What do test scores predict?

Lots of people from legislators to students like to dismiss the value of Colorado’s annual high school exams, but a new report suggests the test results may be useful as an indicator of who’s more likely to stay in college.

The report found that scores on the 10th-grade math CSAP tests were almost as good an indicator that a student will continue in college as student ratings on the admissions index that colleges use when considering applications.

The higher a student’s CSAP result, the more likely the student will complete at least 30 credit hours of college work – roughly a year of higher education.

“What I’m showing is it’s related to persistence,” said Robert Reichardt of R-Squared Research, who wrote the report for the Colorado Department of Higher Education.

“The admissions index is a slightly better predictor than the CSAP,” he said, but test scores “may be an appropriate thing to consider in admissions policies.”
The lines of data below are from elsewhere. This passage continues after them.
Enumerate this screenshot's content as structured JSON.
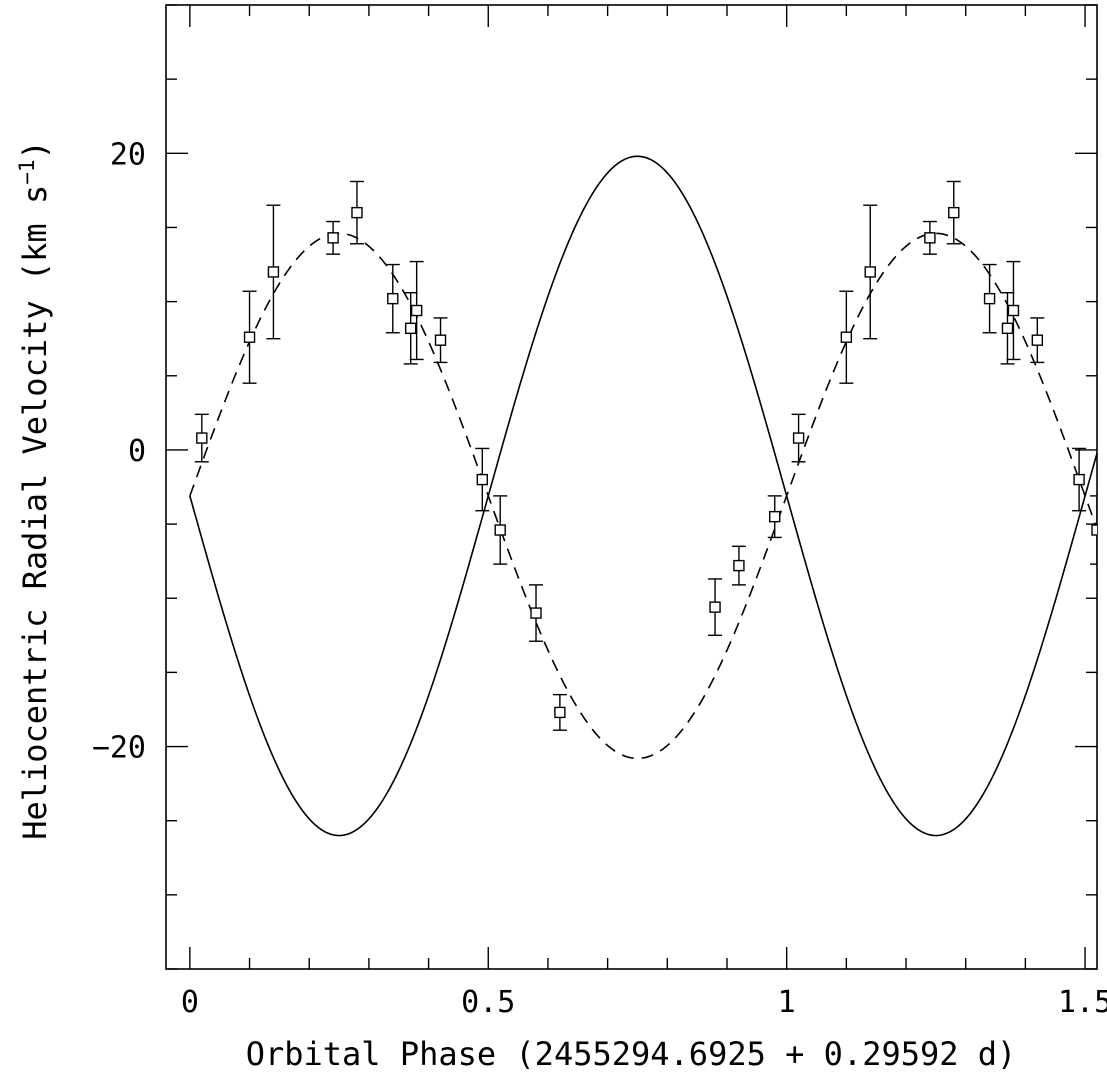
{
  "chart_data": {
    "type": "scatter",
    "title": "",
    "xlabel": "Orbital Phase (2455294.6925 + 0.29592 d)",
    "ylabel_main": "Heliocentric Radial Velocity (km s",
    "ylabel_sup": "−1",
    "ylabel_close": ")",
    "xlim": [
      -0.04,
      1.52
    ],
    "ylim": [
      -35,
      30
    ],
    "x_major_ticks": [
      0,
      0.5,
      1,
      1.5
    ],
    "x_major_tick_labels": [
      "0",
      "0.5",
      "1",
      "1.5"
    ],
    "x_minor_step": 0.1,
    "y_major_ticks": [
      -20,
      0,
      20
    ],
    "y_major_tick_labels": [
      "−20",
      "0",
      "20"
    ],
    "y_minor_step": 5,
    "grid": false,
    "legend": "none",
    "series": [
      {
        "kind": "points_with_error_bars",
        "marker": "open-square",
        "points": [
          {
            "x": 0.02,
            "y": 0.8,
            "err": 1.6
          },
          {
            "x": 0.1,
            "y": 7.6,
            "err": 3.1
          },
          {
            "x": 0.14,
            "y": 12.0,
            "err": 4.5
          },
          {
            "x": 0.24,
            "y": 14.3,
            "err": 1.1
          },
          {
            "x": 0.28,
            "y": 16.0,
            "err": 2.1
          },
          {
            "x": 0.34,
            "y": 10.2,
            "err": 2.3
          },
          {
            "x": 0.37,
            "y": 8.2,
            "err": 2.4
          },
          {
            "x": 0.38,
            "y": 9.4,
            "err": 3.3
          },
          {
            "x": 0.42,
            "y": 7.4,
            "err": 1.5
          },
          {
            "x": 0.49,
            "y": -2.0,
            "err": 2.1
          },
          {
            "x": 0.52,
            "y": -5.4,
            "err": 2.3
          },
          {
            "x": 0.58,
            "y": -11.0,
            "err": 1.9
          },
          {
            "x": 0.62,
            "y": -17.7,
            "err": 1.2
          },
          {
            "x": 0.88,
            "y": -10.6,
            "err": 1.9
          },
          {
            "x": 0.92,
            "y": -7.8,
            "err": 1.3
          },
          {
            "x": 0.98,
            "y": -4.5,
            "err": 1.4
          },
          {
            "x": 1.02,
            "y": 0.8,
            "err": 1.6
          },
          {
            "x": 1.1,
            "y": 7.6,
            "err": 3.1
          },
          {
            "x": 1.14,
            "y": 12.0,
            "err": 4.5
          },
          {
            "x": 1.24,
            "y": 14.3,
            "err": 1.1
          },
          {
            "x": 1.28,
            "y": 16.0,
            "err": 2.1
          },
          {
            "x": 1.34,
            "y": 10.2,
            "err": 2.3
          },
          {
            "x": 1.37,
            "y": 8.2,
            "err": 2.4
          },
          {
            "x": 1.38,
            "y": 9.4,
            "err": 3.3
          },
          {
            "x": 1.42,
            "y": 7.4,
            "err": 1.5
          },
          {
            "x": 1.49,
            "y": -2.0,
            "err": 2.1
          },
          {
            "x": 1.52,
            "y": -5.4,
            "err": 2.3
          }
        ]
      },
      {
        "kind": "curve",
        "style": "dashed",
        "function": "sinusoid",
        "gamma": -3.1,
        "amplitude": 17.7,
        "phase_of_maximum": 0.25,
        "x_range": [
          0,
          1.52
        ]
      },
      {
        "kind": "curve",
        "style": "solid",
        "function": "sinusoid",
        "gamma": -3.1,
        "amplitude": 22.9,
        "phase_of_maximum": 0.75,
        "x_range": [
          0,
          1.52
        ]
      }
    ]
  }
}
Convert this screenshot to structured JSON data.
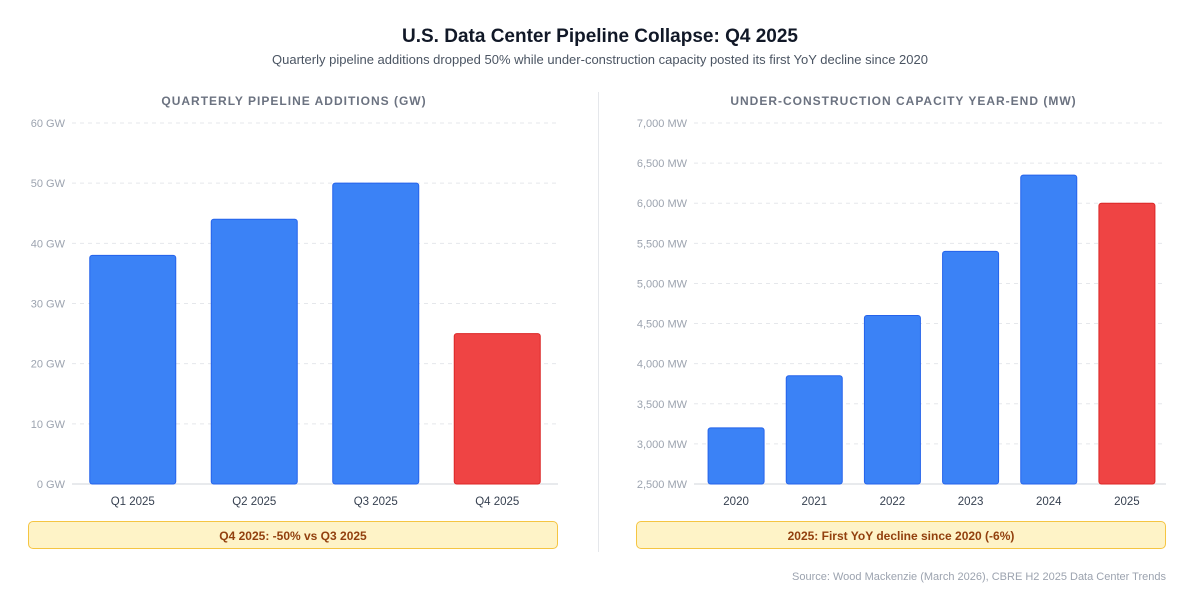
{
  "title": "U.S. Data Center Pipeline Collapse: Q4 2025",
  "subtitle": "Quarterly pipeline additions dropped 50% while under-construction capacity posted its first YoY decline since 2020",
  "source": "Source: Wood Mackenzie (March 2026), CBRE H2 2025 Data Center Trends",
  "colors": {
    "normal": "#3b82f6",
    "highlight": "#ef4444",
    "grid": "#e5e7eb"
  },
  "chart_data": [
    {
      "type": "bar",
      "title": "QUARTERLY PIPELINE ADDITIONS (GW)",
      "categories": [
        "Q1 2025",
        "Q2 2025",
        "Q3 2025",
        "Q4 2025"
      ],
      "values": [
        38,
        44,
        50,
        25
      ],
      "highlight": [
        false,
        false,
        false,
        true
      ],
      "ylim": [
        0,
        60
      ],
      "yticks": [
        0,
        10,
        20,
        30,
        40,
        50,
        60
      ],
      "ytick_labels": [
        "0 GW",
        "10 GW",
        "20 GW",
        "30 GW",
        "40 GW",
        "50 GW",
        "60 GW"
      ],
      "grid": true,
      "annotation": "Q4 2025: -50% vs Q3 2025"
    },
    {
      "type": "bar",
      "title": "UNDER-CONSTRUCTION CAPACITY YEAR-END (MW)",
      "categories": [
        "2020",
        "2021",
        "2022",
        "2023",
        "2024",
        "2025"
      ],
      "values": [
        3200,
        3850,
        4600,
        5400,
        6350,
        6000
      ],
      "highlight": [
        false,
        false,
        false,
        false,
        false,
        true
      ],
      "ylim": [
        2500,
        7000
      ],
      "yticks": [
        2500,
        3000,
        3500,
        4000,
        4500,
        5000,
        5500,
        6000,
        6500,
        7000
      ],
      "ytick_labels": [
        "2,500 MW",
        "3,000 MW",
        "3,500 MW",
        "4,000 MW",
        "4,500 MW",
        "5,000 MW",
        "5,500 MW",
        "6,000 MW",
        "6,500 MW",
        "7,000 MW"
      ],
      "grid": true,
      "annotation": "2025: First YoY decline since 2020 (-6%)"
    }
  ]
}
Reichardt compared 10th-grade CSAP math scores and admissions index data for Colorado high school graduates who attended state colleges from 2008 through 2011. “Persistence” was defined as having completed 30 credit hours of college work. The admissions index includes student scores on ACT or SAT college entrance exams and high school academic performance as measured by grade point average or class rank.

Reichardt said he found two other conclusions of his research significant.

“I think the most significant finding of the report is the consistently lower persistence rates” for males, Hispanic and low-income students despite their CSAP scores, he said.

The lower persistence rates for low-income students were less surprising, given college costs. He’s concerned about lower persistence rates for males: “The problem of males in education in general is not one that’s being talked about a lot.”

“The second thing is … there are still huge variations between institutions in persistence,” even when student scores and indexes are comparable, Reichardt said. “I don’t know why they’re different.”

Reichardt stresses that the report has limitations, including its focus on a traditional cohort of college-going students, and that further research is needed on broader groups of students and on what other factors affect persistence.

“Our universities are dealing with a huge diversity” of students, Reichardt noted, and for that reason, more research is needed on what affects persistence for a wide variety of students.

The report was designed to address such questions as whether CSAP scores predict attendance at two-year or four-year schools, whether scores predict persistence at both levels and to compare test scores and the admissions index. The group studied totaled about 42,000 students. Their persistence rates were 60 percent at two-year schools and 81 percent on four-year campuses. Here are some key findings:

  • Hispanic and low-income students with CSAP scores equivalent to those of the entire group studied were less likely to attend four-year schools.
  • Male, Hispanic and American Indian students were less likely to persist at two-year schools, while black and white freshmen were equally likely to persist.
  • At four-year schools, persistence was lower for males and all ethnic groups.
  • Among the four-year schools, Colorado Mesa, the School of Mines and the University of Colorado-Boulder had the highest persistence rates, while Metro State, Colorado State-Pueblo and Adams State had the lowest for students with comparable CSAP scores.

Reichardt presented the report at a recent meeting of the Colorado Commission on Higher Education. The document is part of a series of studies the state Department of Higher Education has commissioned to inform development of a new master plan for Colorado’s public colleges and universities.

That plan, required by a 2011 law, will become the frame for performance contracts with individual institutions, contracts that may eventually be tied to funding.

The state has an aspirational goal to double the number of degrees issued by 2020. Some 44,908 degrees and certificates were granted in 2011, the most recent data available.

The 2012 legislature passed multiple bills intended to increase completion, including measures making it easier for students to combine community college and four-year credits to earn associate’s degrees, to improve remediation programs and to allow adults to earn credit for past professional experience.

It’s widely agreed that Colorado can’t double degree and certificate production just by increasing enrollment of traditional-age college students.

Some legislators and other policy makers have been critical of high school tests, arguing students don’t take them seriously because the results aren’t considered for college admissions. There have been unsuccessful legislative attempts to reduce high school testing, which is done in the 9th and 10th grades. All Colorado 11th graders have to take the ACT test.

Legislation passed earlier this year encourages school districts to give the Accuplacer tests in high school. Supporters of those tests argue that high schools can use the instant results to help students fill academic gaps before they get to college, reducing the need for remediation.